Here's the sequential run in the threaded runtime:

$ time ./mmultTest +RTS -K100M > /dev/null
real    0m10.962s
user    0m10.790s
sys     0m0.161s

and here's one using 4 cores (running on a four-core MacBook Air):

$ time ./mmultTest +RTS -N4 -K100M > /dev/null
real    0m13.008s
user    0m18.591s
sys     0m2.067s

Anyone have any intuition as to what's happening here? I also get slower-than-sequential performance for -N2 and -N3; each core seems to add some additional time.

Note that I do observe some minor gains from parallelism on some hand-rolled Repa matrix multiply code.

UPDATE:

Puzzling; I replaced main with

mmultBench :: IO ()
mmultBench  = do 
   results <- mmultP arr brr 
   let reduced = sumAllS results 
   print reduced

and removed the dependency on mwc-random:

(arr, brr) = head &&& last $ map (fromListUnboxed (Z :. 1000 :. 1000 :: DIM2)) (replicate 2 [1..1000000])

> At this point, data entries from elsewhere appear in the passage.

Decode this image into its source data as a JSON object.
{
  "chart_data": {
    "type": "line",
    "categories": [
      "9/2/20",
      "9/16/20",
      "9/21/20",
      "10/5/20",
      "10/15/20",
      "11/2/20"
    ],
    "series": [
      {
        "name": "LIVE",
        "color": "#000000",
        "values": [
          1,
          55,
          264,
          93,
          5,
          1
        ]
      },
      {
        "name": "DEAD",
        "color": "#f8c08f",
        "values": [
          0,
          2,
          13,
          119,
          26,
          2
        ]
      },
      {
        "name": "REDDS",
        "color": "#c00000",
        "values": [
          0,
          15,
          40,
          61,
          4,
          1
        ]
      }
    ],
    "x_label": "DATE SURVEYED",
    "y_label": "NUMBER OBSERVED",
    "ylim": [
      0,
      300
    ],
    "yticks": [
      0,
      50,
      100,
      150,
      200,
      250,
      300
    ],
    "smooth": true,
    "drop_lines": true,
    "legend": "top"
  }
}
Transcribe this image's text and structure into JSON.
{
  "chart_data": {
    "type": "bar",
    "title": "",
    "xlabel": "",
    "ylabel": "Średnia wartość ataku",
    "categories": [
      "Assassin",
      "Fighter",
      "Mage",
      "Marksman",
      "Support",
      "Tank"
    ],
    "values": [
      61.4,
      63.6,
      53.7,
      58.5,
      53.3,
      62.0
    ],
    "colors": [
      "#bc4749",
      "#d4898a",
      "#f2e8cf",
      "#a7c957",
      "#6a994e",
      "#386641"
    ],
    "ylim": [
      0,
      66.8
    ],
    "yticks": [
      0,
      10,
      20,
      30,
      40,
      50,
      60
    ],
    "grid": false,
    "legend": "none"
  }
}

A Criterion benchmark with the runtime options -N1 -K100M yields:

mean: 1.361450 s, lb 1.360514 s, ub 1.362915 s, ci 0.950
std dev: 5.914850 ms, lb 3.870615 ms, ub 9.183472 ms, ci 0.950

and -N4 -K100M gives me:

mean: 556.8201 ms, lb 547.5370 ms, ub 573.5012 ms, ci 0.950
std dev: 61.82764 ms, lb 40.15479 ms, ub 102.5329 ms, ci 0.950

Which is a lovely speedup. I would almost think that the previous behaviour was due to writing the resulting 1000x1000 array to stdout, but as I mentioned, I do observe parallelism gains there if I swap in my own matrix multiply code. Still scratching my head.


Solution

  • 1) Printing the matrix to stdout will make the program IO bound. Any speedup figures recorded in this situation will be lies.

    2) There are no 4 core MacBook Airs. They are all 2 core, with 2 hyper-threads per core. Only 2 threads can actually run at a time. Any speedup with > -N2 will be due to latency hiding -- the second hyper-thread on a core can run while the first is stalled on cache-miss.